SEOUL (Yonhap) -- A South Korean pastor arrived in North Korea on June 12 to attend a ceremony marking the 10th anniversary of a historic inter-Korean summit, the North's media said, a trip unauthorized by Seoul.

   The reverend, Han Sang-ryeol, apparently flew into Pyongyang, the North Korean capital, by way of Beijing.

   The South Korean was greeted by members of North Korea's Committee for Implementing the June 15 Joint Declaration, including committee chairman An Kyong-ho, the North's Korean Central News Agency (KCNA) reported, referring to a joint statement leaders of the two Koreas issued after a 2000 summit.

   Han and many other South Korean activists had requested government permission for a trip to Pyongyang for an annual joint ceremony commemorating the first-ever summit, but Seoul refused to give clearance after an international probe concluded that the communist nation torpedoed a South Korean warship in March, killing 46 sailors.

   Under national security law, all South Koreans need government permission for a trip to North Korea.

   "If Rev. Han is in Pyongyang as reported by North Korea, the trip is a clear violation of the law because the ministry never authorized his visit," an official from Seoul's unification ministry said, asking not to be identified.

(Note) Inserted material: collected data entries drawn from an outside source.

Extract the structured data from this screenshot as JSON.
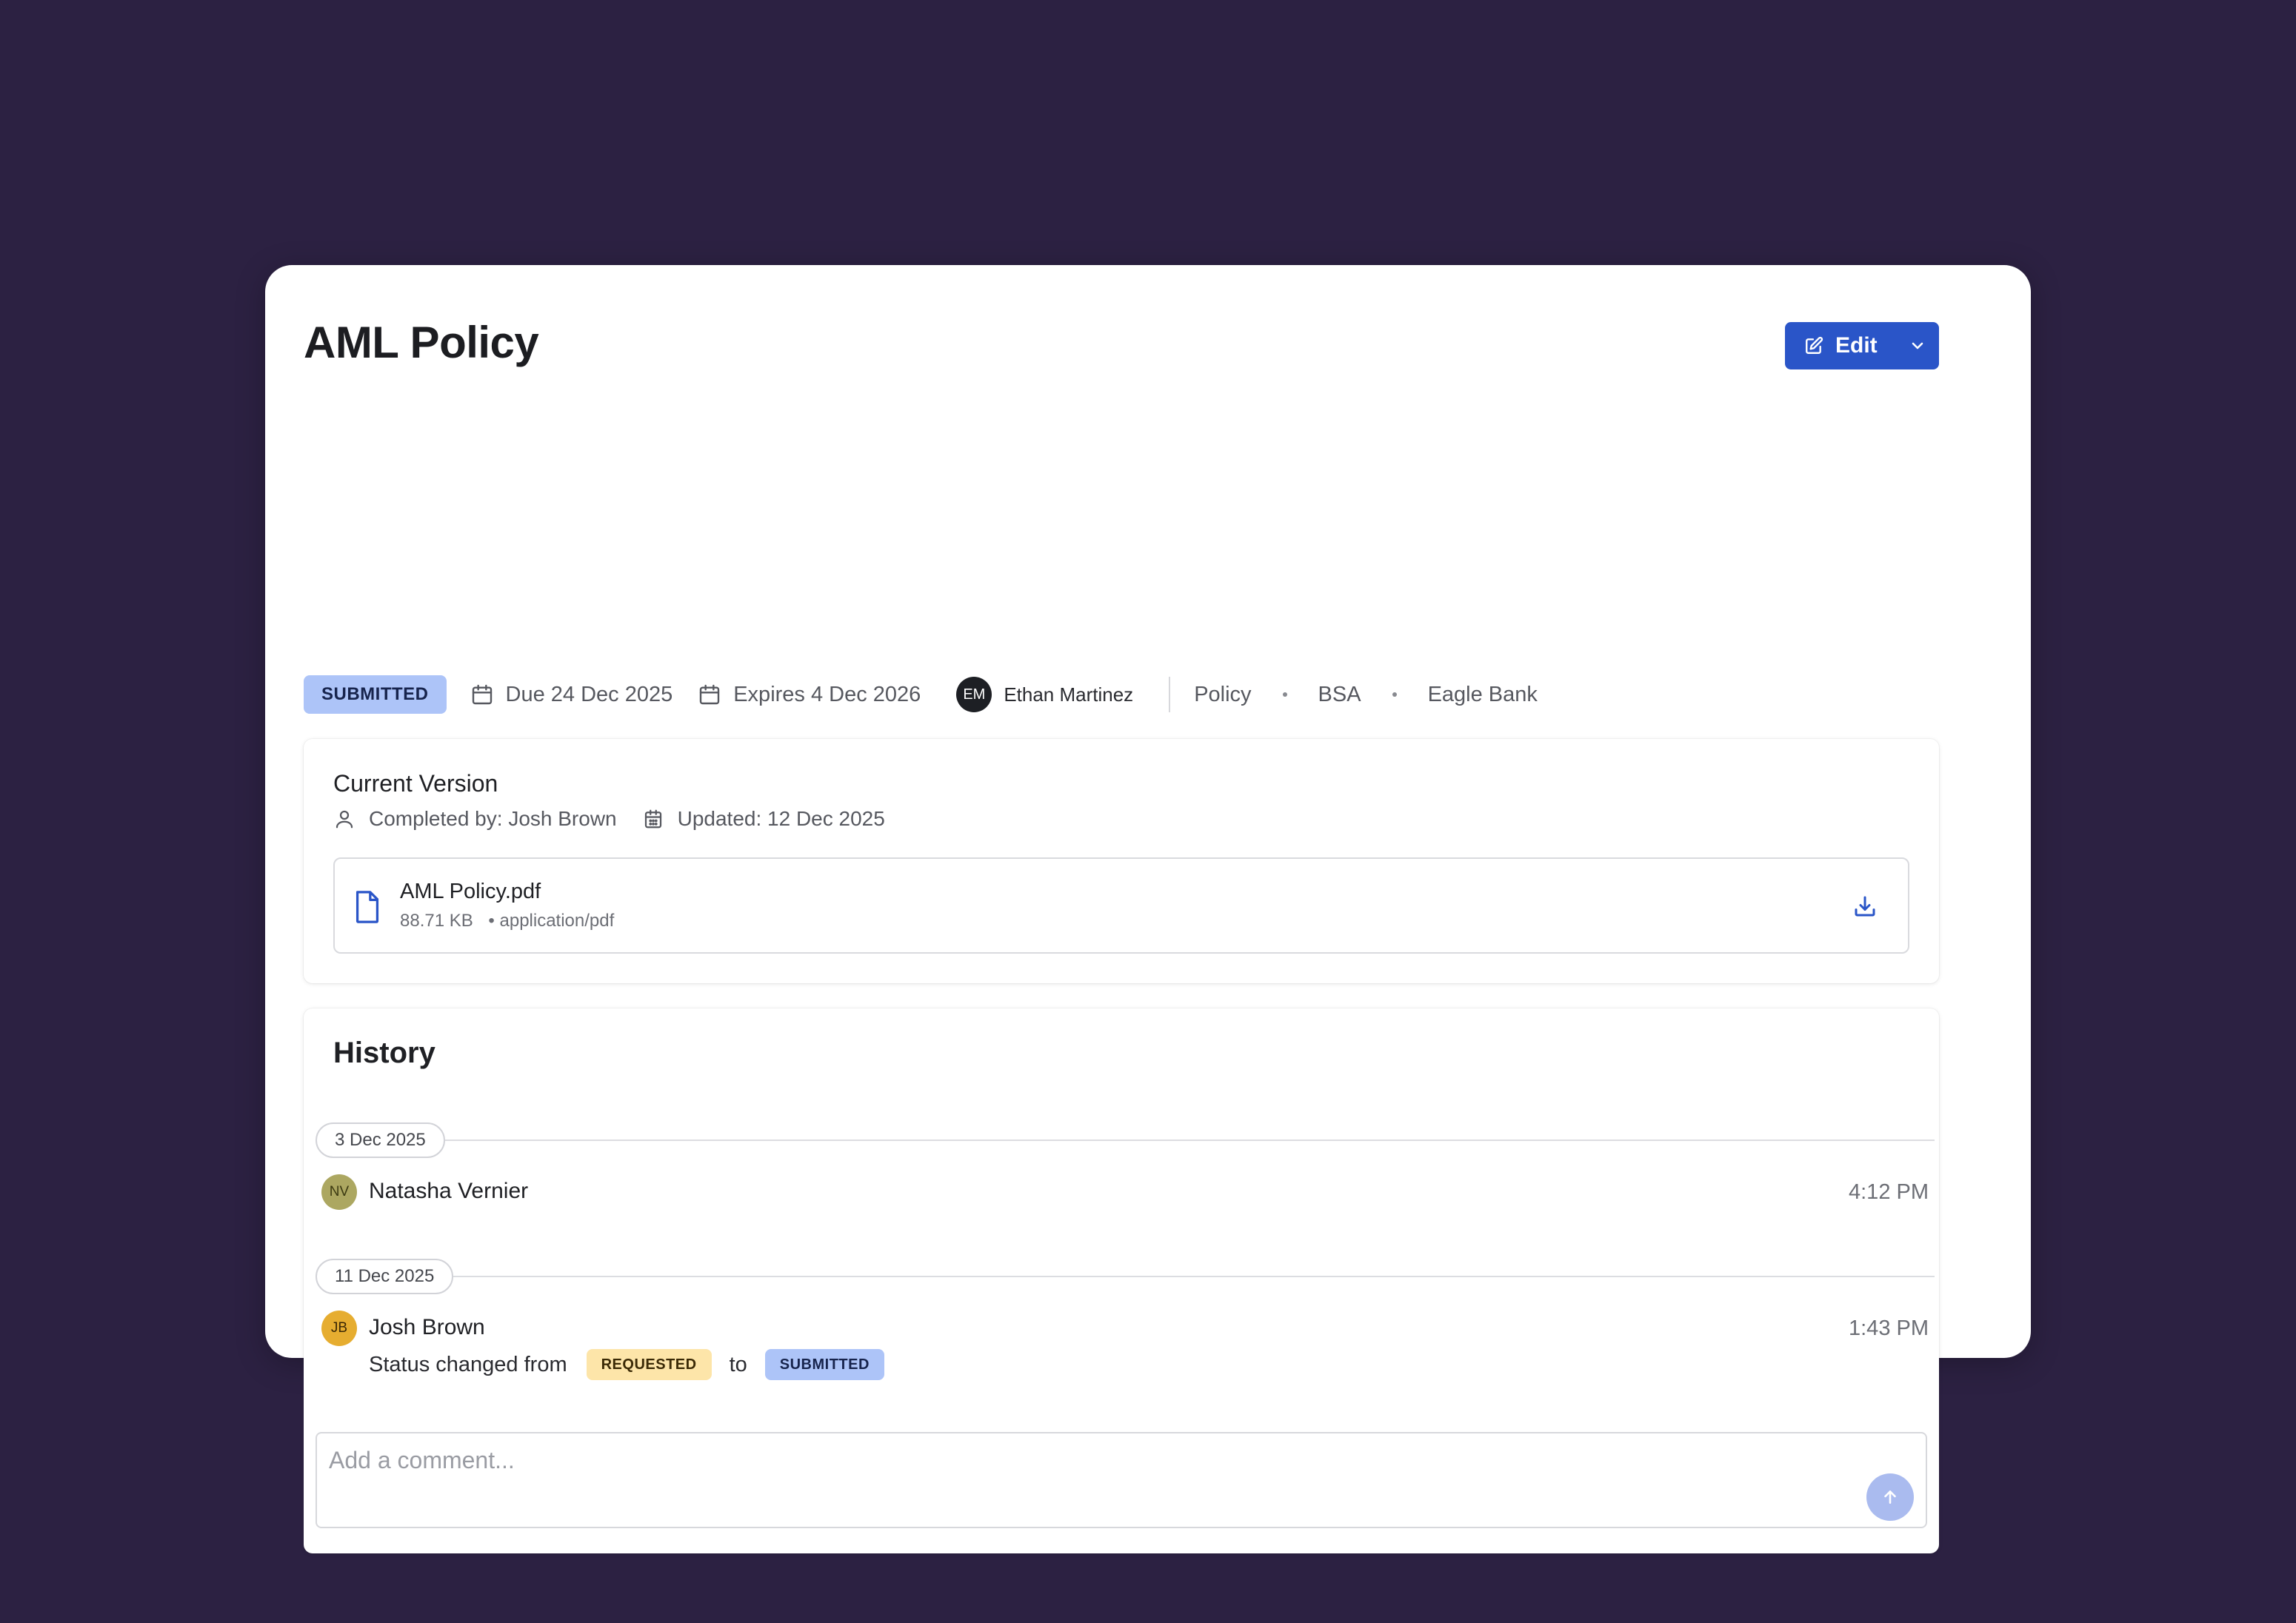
{
  "header": {
    "title": "AML Policy",
    "edit_label": "Edit"
  },
  "meta": {
    "status": "SUBMITTED",
    "due": "Due 24 Dec 2025",
    "expires": "Expires 4 Dec 2026",
    "owner_initials": "EM",
    "owner_name": "Ethan Martinez",
    "tags": [
      "Policy",
      "BSA",
      "Eagle Bank"
    ]
  },
  "current_version": {
    "title": "Current Version",
    "completed_by": "Completed by: Josh Brown",
    "updated": "Updated: 12 Dec 2025",
    "file": {
      "name": "AML Policy.pdf",
      "size": "88.71 KB",
      "type": "• application/pdf"
    }
  },
  "history": {
    "title": "History",
    "groups": [
      {
        "date": "3 Dec 2025",
        "entries": [
          {
            "initials": "NV",
            "name": "Natasha Vernier",
            "time": "4:12 PM"
          }
        ]
      },
      {
        "date": "11 Dec 2025",
        "entries": [
          {
            "initials": "JB",
            "name": "Josh Brown",
            "time": "1:43 PM",
            "desc_prefix": "Status changed from",
            "from_status": "REQUESTED",
            "connector": "to",
            "to_status": "SUBMITTED"
          }
        ]
      }
    ],
    "comment_placeholder": "Add a comment..."
  },
  "colors": {
    "background": "#2c2142",
    "accent": "#2a55c8",
    "submitted_badge": "#adc4f8",
    "requested_badge": "#fde5a9"
  },
  "icons": [
    "edit-icon",
    "chevron-down-icon",
    "calendar-icon",
    "user-icon",
    "calendar-grid-icon",
    "file-icon",
    "download-icon",
    "arrow-up-icon"
  ]
}
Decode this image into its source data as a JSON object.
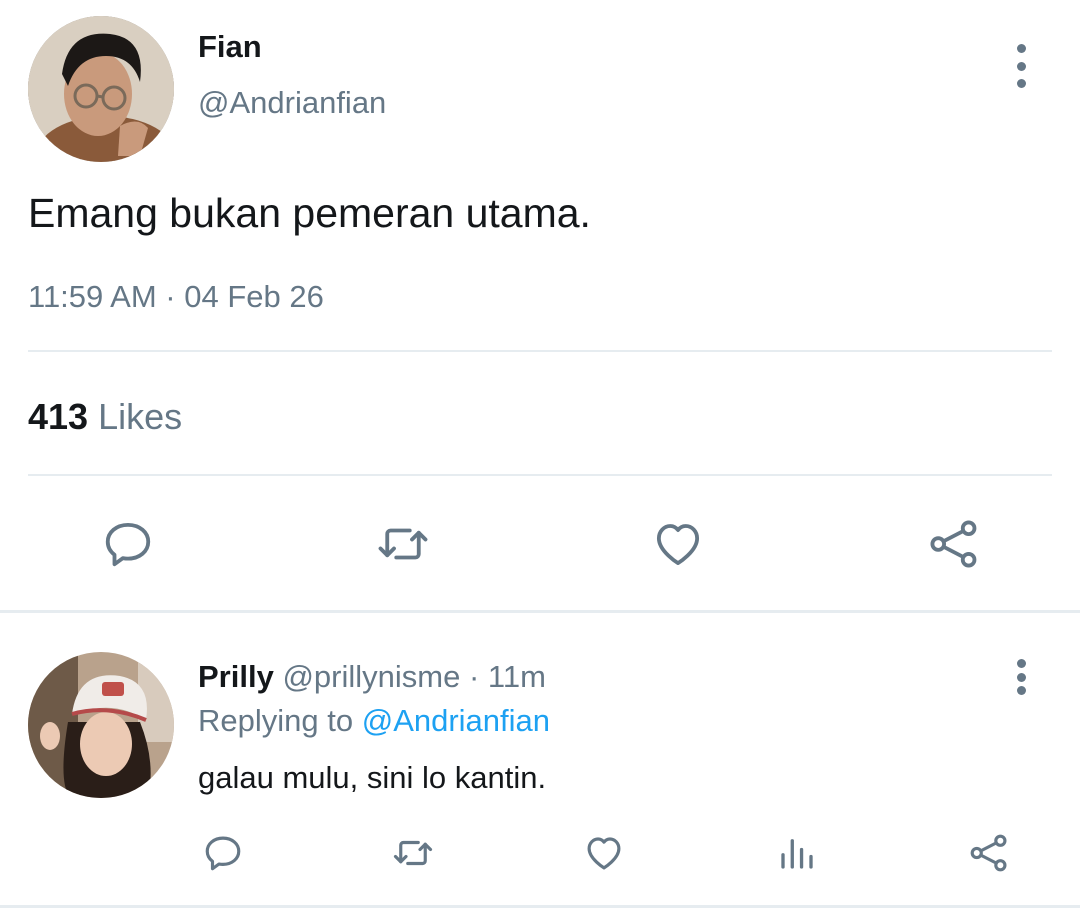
{
  "main_tweet": {
    "author_name": "Fian",
    "author_handle": "@Andrianfian",
    "text": "Emang bukan pemeran utama.",
    "timestamp": "11:59 AM · 04 Feb 26",
    "likes_count": "413",
    "likes_label": "Likes",
    "avatar_icon": "avatar-man-glasses"
  },
  "reply": {
    "author_name": "Prilly",
    "author_handle": "@prillynisme",
    "separator": "·",
    "time_ago": "11m",
    "replying_to_label": "Replying to",
    "replying_to_handle": "@Andrianfian",
    "text": "galau mulu, sini lo kantin.",
    "avatar_icon": "avatar-woman-cap"
  },
  "colors": {
    "text": "#14171a",
    "muted": "#657786",
    "link": "#1da1f2",
    "divider": "#e6ecf0"
  },
  "icons": {
    "action_bar": [
      "reply-icon",
      "retweet-icon",
      "like-icon",
      "share-icon"
    ],
    "reply_action_bar": [
      "reply-icon",
      "retweet-icon",
      "like-icon",
      "analytics-icon",
      "share-icon"
    ],
    "menu": "more-vertical-icon"
  }
}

   Han will likely face punishment when he returns home, the official said.


Defending June 15 Declaration Only Way to Avert War: Yang Hyong-sop

SEOUL (Yonhap) -- North Korea claimed on June 14 that defending and implementing the inter-Korean joint declaration of June 15, 2000 is the only way of avoiding an all-out war on the Korean Peninsula.

   "The situation on the Korean Peninsula is so tense that an accidental single gun shot may trigger off an all-out war," Yang Hyong-Sop, vice president of the Presidium of the Supreme People's Assembly, asserted in a report at a meeting held to celebrate the 10th anniversary of the inter-Korean joint declaration in Pyongyang.

   "Defending the inter-Korean joint declaration and thoroughly implementing it is the only way of settling the grave situation created due to the reckless moves of the anti-reunification forces to provoke a war," Yang was quoted as saying by the North's official Korean Central News Agency (KCNA).

   "The puppet conservative group (in the south) would be well advised to stop behaving recklessly, mindful that it will face a merciless punishment by the DPRK (North Korea) and have to pay a dear price if it shows any slightest move for 'punishment' and 'retaliation' in league with foreign forces," he said, adding that "U.S. and Japanese reactionaries should stop at once all the hostile acts against the DPRK."

   Yang referred to international efforts to sanction North Korea for its torpedo attack on a South Korean Naval ship in March that killed 46 sailors. North Korea has been denying its involvement in the sinking and threatened Friday an "all-out war" if it is punished or sanctioned.